Havering Council's urban strategy recognises that nearby Hornchurch is the main cultural hub of the borough with a large theatre and arts spaces, and Romford offers the largest regional concentration of entertainment facilities. Within Upminster is New Windmill Hall, a flexible entertainment space, built in 1968, which holds up to 300 people. Upminster forms part of the tourism strategy for the borough. It is the location of Upminster Windmill, one of the few remaining mills in Greater London and is Grade II* listed.

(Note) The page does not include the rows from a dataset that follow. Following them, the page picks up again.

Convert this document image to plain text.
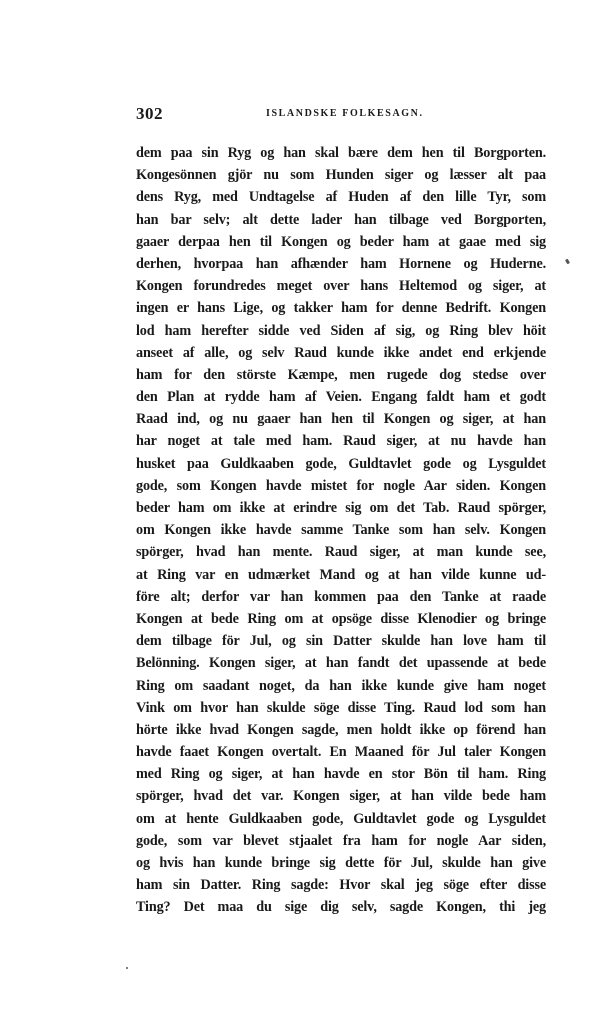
302	ISLANDSKE FOLKESAGN.
dem paa sin Ryg og han skal bære dem hen til Borgporten.
Kongesönnen gjör nu som Hunden siger og læsser alt paa
dens Ryg, med Undtagelse af Huden af den lille Tyr, som
han bar selv; alt dette lader han tilbage ved Borgporten,
gaaer derpaa hen til Kongen og beder ham at gaae med sig
derhen, hvorpaa han afhænder ham Hornene og Huderne.
Kongen forundredes meget over hans Heltemod og siger, at
ingen er hans Lige, og takker ham for denne Bedrift. Kongen
lod ham herefter sidde ved Siden af sig, og Ring blev höit
anseet af alle, og selv Raud kunde ikke andet end erkjende
ham for den störste Kæmpe, men rugede dog stedse over
den Plan at rydde ham af Veien. Engang faldt ham et godt
Raad ind, og nu gaaer han hen til Kongen og siger, at han
har noget at tale med ham. Raud siger, at nu havde han
husket paa Guldkaaben gode, Guldtavlet gode og Lysguldet
gode, som Kongen havde mistet for nogle Aar siden. Kongen
beder ham om ikke at erindre sig om det Tab. Raud spörger,
om Kongen ikke havde samme Tanke som han selv. Kongen
spörger, hvad han mente. Raud siger, at man kunde see,
at Ring var en udmærket Mand og at han vilde kunne ud-
före alt; derfor var han kommen paa den Tanke at raade
Kongen at bede Ring om at opsöge disse Klenodier og bringe
dem tilbage för Jul, og sin Datter skulde han love ham til
Belönning. Kongen siger, at han fandt det upassende at bede
Ring om saadant noget, da han ikke kunde give ham noget
Vink om hvor han skulde söge disse Ting. Raud lod som han
hörte ikke hvad Kongen sagde, men holdt ikke op förend han
havde faaet Kongen overtalt. En Maaned för Jul taler Kongen
med Ring og siger, at han havde en stor Bön til ham. Ring
spörger, hvad det var. Kongen siger, at han vilde bede ham
om at hente Guldkaaben gode, Guldtavlet gode og Lysguldet
gode, som var blevet stjaalet fra ham for nogle Aar siden,
og hvis han kunde bringe sig dette för Jul, skulde han give
ham sin Datter. Ring sagde: Hvor skal jeg söge efter disse
Ting? Det maa du sige dig selv, sagde Kongen, thi jeg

There is also the Tithe Barn Museum, containing artifacts of domestic and agricultural use. In the west of Upminster is Hornchurch Stadium, which is the home ground of Hornchurch F.C.. Upminster is often associated with Ian Dury and his 1981 album Lord Upminster is named after the town.

===Speed of sound===
The speed of sound was first accurately calculated by the Reverend William Derham, Rector of Upminster, thus improving on Sir Isaac Newton's estimates. Derham used a telescope from the tower of the church of St Laurence, Upminster to observe the flash of a distant shotgun being fired, and then measured the time until he heard the gunshot with a half-second pendulum. Measurements were made of gunshots from a number of local landmarks, including the Church of St Mary Magdalene, North Ockendon. The distance was known by triangulation, and thus the speed that the sound had travelled could be calculated.